The movement describes itself as combining “the socially progressive values of egalitarianism, the joy of Hasidism, the informed do-it-yourself spirit of the havurah movement, and the accumulated wisdom of centuries of tradition.” Jewish Renewal emerged from the havurah movement, independent prayer and study groups that were lay-led and provided an intimate alternative to the more hierarchical synagogue structure.
Prior to working at ALEPH, Min-Maranda served as the director of Temple Beth Emeth, a Reform congregation in Ann Arbor. Previously she served as executive director of the Illinois Caucus for Adolescent Health, a nonprofit that focuses on adolescent sexual health and parenting, and the Korean American Community Service in Chicago, which provides social services to the local Korean and Latino immigrant communities.

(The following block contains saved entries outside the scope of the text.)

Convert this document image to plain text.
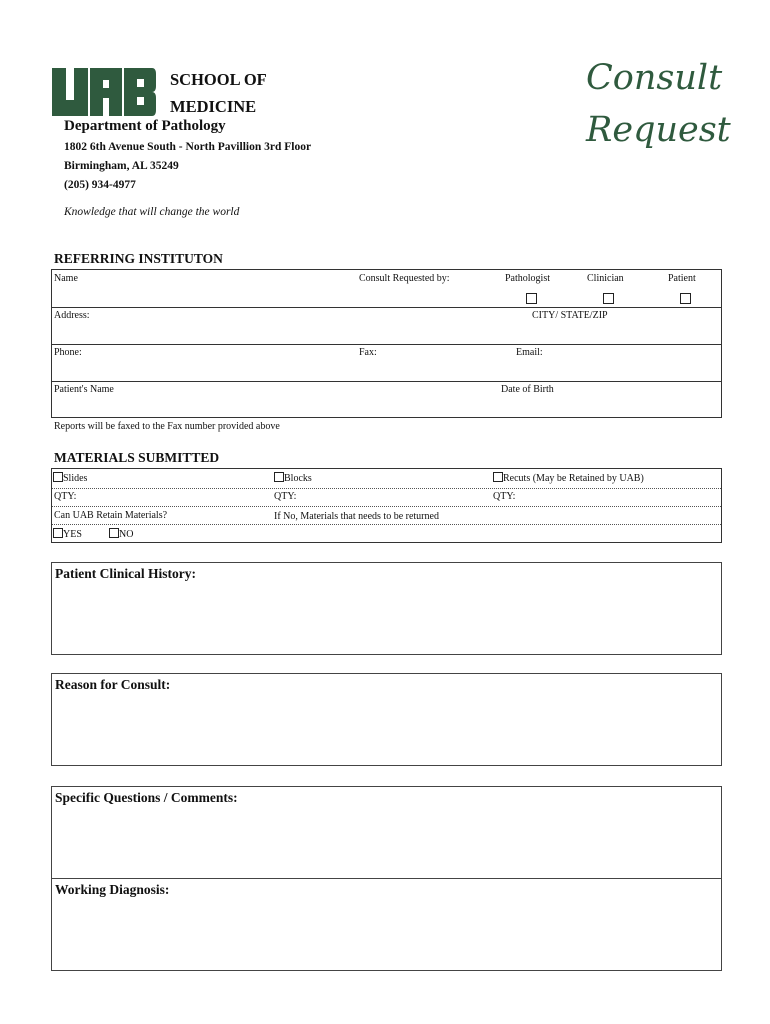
SCHOOL OF
MEDICINE
Department of Pathology
1802 6th Avenue South - North Pavillion 3rd Floor
Birmingham, AL 35249
(205) 934-4977
Knowledge that will change the world
Consult
Request
REFERRING INSTITUTON
Name	Consult Requested by:	Pathologist	Clinician	Patient
Address:	CITY/ STATE/ZIP
Phone:	Fax:	Email:
Patient's Name	Date of Birth
Reports will be faxed to the Fax number provided above
MATERIALS SUBMITTED
Slides	Blocks	Recuts (May be Retained by UAB)
QTY:	QTY:	QTY:
Can UAB Retain Materials?	If No, Materials that needs to be returned
YES	NO
Patient Clinical History:
Reason for Consult:
Specific Questions / Comments:
Working Diagnosis:
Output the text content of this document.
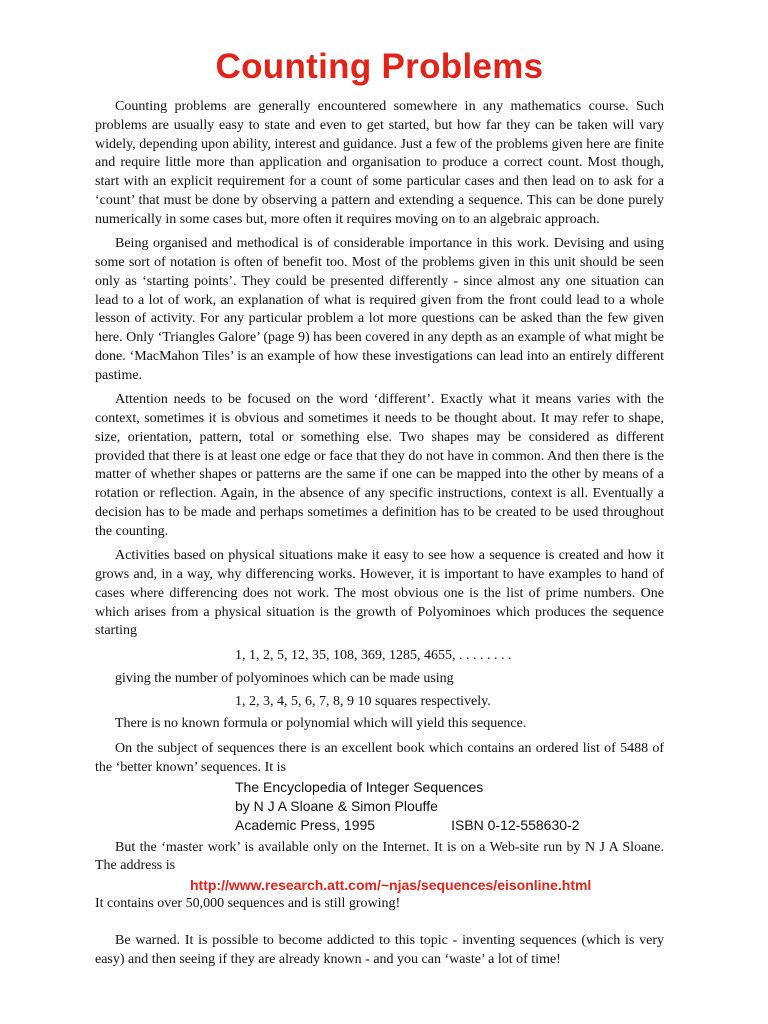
Counting Problems

Counting problems are generally encountered somewhere in any mathematics course. Such problems are usually easy to state and even to get started, but how far they can be taken will vary widely, depending upon ability, interest and guidance. Just a few of the problems given here are finite and require little more than application and organisation to produce a correct count. Most though, start with an explicit requirement for a count of some particular cases and then lead on to ask for a ‘count’ that must be done by observing a pattern and extending a sequence. This can be done purely numerically in some cases but, more often it requires moving on to an algebraic approach.

Being organised and methodical is of considerable importance in this work. Devising and using some sort of notation is often of benefit too. Most of the problems given in this unit should be seen only as ‘starting points’. They could be presented differently - since almost any one situation can lead to a lot of work, an explanation of what is required given from the front could lead to a whole lesson of activity. For any particular problem a lot more questions can be asked than the few given here. Only ‘Triangles Galore’ (page 9) has been covered in any depth as an example of what might be done. ‘MacMahon Tiles’ is an example of how these investigations can lead into an entirely different pastime.

Attention needs to be focused on the word ‘different’. Exactly what it means varies with the context, sometimes it is obvious and sometimes it needs to be thought about. It may refer to shape, size, orientation, pattern, total or something else. Two shapes may be considered as different provided that there is at least one edge or face that they do not have in common. And then there is the matter of whether shapes or patterns are the same if one can be mapped into the other by means of a rotation or reflection. Again, in the absence of any specific instructions, context is all. Eventually a decision has to be made and perhaps sometimes a definition has to be created to be used throughout the counting.

Activities based on physical situations make it easy to see how a sequence is created and how it grows and, in a way, why differencing works. However, it is important to have examples to hand of cases where differencing does not work. The most obvious one is the list of prime numbers. One which arises from a physical situation is the growth of Polyominoes which produces the sequence starting

1, 1, 2, 5, 12, 35, 108, 369, 1285, 4655, . . . . . . . .

giving the number of polyominoes which can be made using

1, 2, 3, 4, 5, 6, 7, 8, 9 10 squares respectively.

There is no known formula or polynomial which will yield this sequence.

On the subject of sequences there is an excellent book which contains an ordered list of 5488 of the ‘better known’ sequences. It is

The Encyclopedia of Integer Sequences
by N J A Sloane & Simon Plouffe
Academic Press, 1995	ISBN 0-12-558630-2

But the ‘master work’ is available only on the Internet. It is on a Web-site run by N J A Sloane. The address is

http://www.research.att.com/~njas/sequences/eisonline.html

It contains over 50,000 sequences and is still growing!

Be warned. It is possible to become addicted to this topic - inventing sequences (which is very easy) and then seeing if they are already known - and you can ‘waste’ a lot of time!
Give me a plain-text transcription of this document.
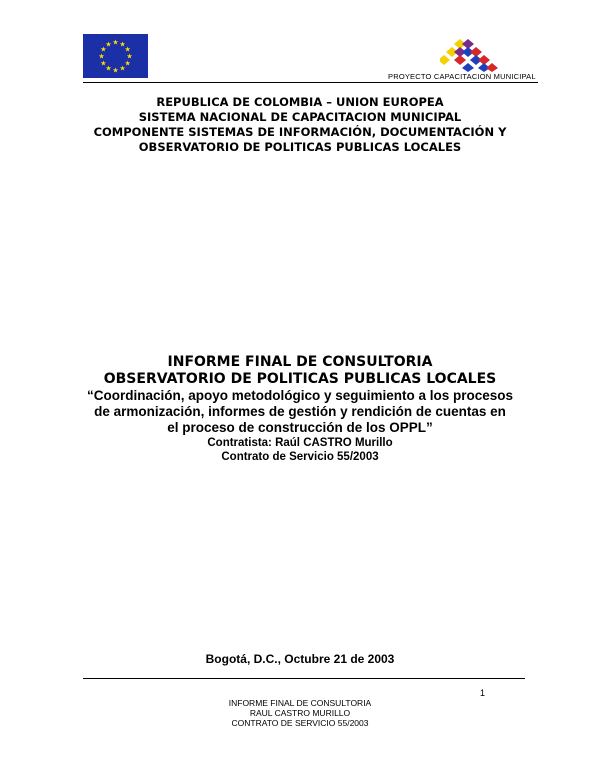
★ ★
★
★
★
★
★
★
★
★
★
★
PROYECTO CAPACITACION MUNICIPAL
REPUBLICA DE COLOMBIA – UNION EUROPEA
SISTEMA NACIONAL DE CAPACITACION MUNICIPAL
COMPONENTE SISTEMAS DE INFORMACIÓN, DOCUMENTACIÓN Y
OBSERVATORIO DE POLITICAS PUBLICAS LOCALES
INFORME FINAL DE CONSULTORIA
OBSERVATORIO DE POLITICAS PUBLICAS LOCALES
“Coordinación, apoyo metodológico y seguimiento a los procesos
de armonización, informes de gestión y rendición de cuentas en
el proceso de construcción de los OPPL”
Contratista: Raúl CASTRO Murillo
Contrato de Servicio 55/2003
Bogotá, D.C., Octubre 21 de 2003
1
INFORME FINAL DE CONSULTORIA
RAUL CASTRO MURILLO
CONTRATO DE SERVICIO 55/2003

Growing up, Min-Maranda’s family was not religious. She learned about Judaism in her late 20s when she started attending lectures about Judaism.
The lessons she learned resonated deeply and a few years later she went through a formal conversation at a Reform synagogue in Chicago.
Since then, Min-Maranda has found new ways of making Judaism her own by incorporating different philosophies that complement her practice, including meditation and yoga.
“I became interested in mindfulness meditation and realized that it seemed empty without being anchored by my faith, so I was trained and studied Jewish mindfulness meditation,” she said. “From that realized I needed to get more into my body so I did training in yoga to try to connect my mind and body.”
Making Jewish Renewal an inclusive movement is crucial to Min-Maranda.
She remembers the challenges of applying for her first executive-level jobs in the Jewish community about a decade ago before starting as the director of Temple Beth Emeth. She said she faced resistance both due to her race and the fact that her husband is not Jewish, as well as not having grown up in and working in the Jewish community.
“I had a lot of management experience obviously, but I didn’t grow up in a JCC, I didn’t run summer camps, I didn’t do youth groups,” Min-Maranda said. “I didn’t have all the normal resume for a traditional Jewish professional. I wasn’t welcomed with open arms. I faced a lot of resistance.”
Though she initially became Jewish through the Reform movement, she believes the Jewish Renewal is the only place she can fully embrace all her identities openly.
“I am in and part of multiple identities simultaneously, and that’s what ALEPH has room for,” she said. “It’s the first place that I feel has the possibility of allowing me to be fully myself. We’re not there yet, but the possibility is there.”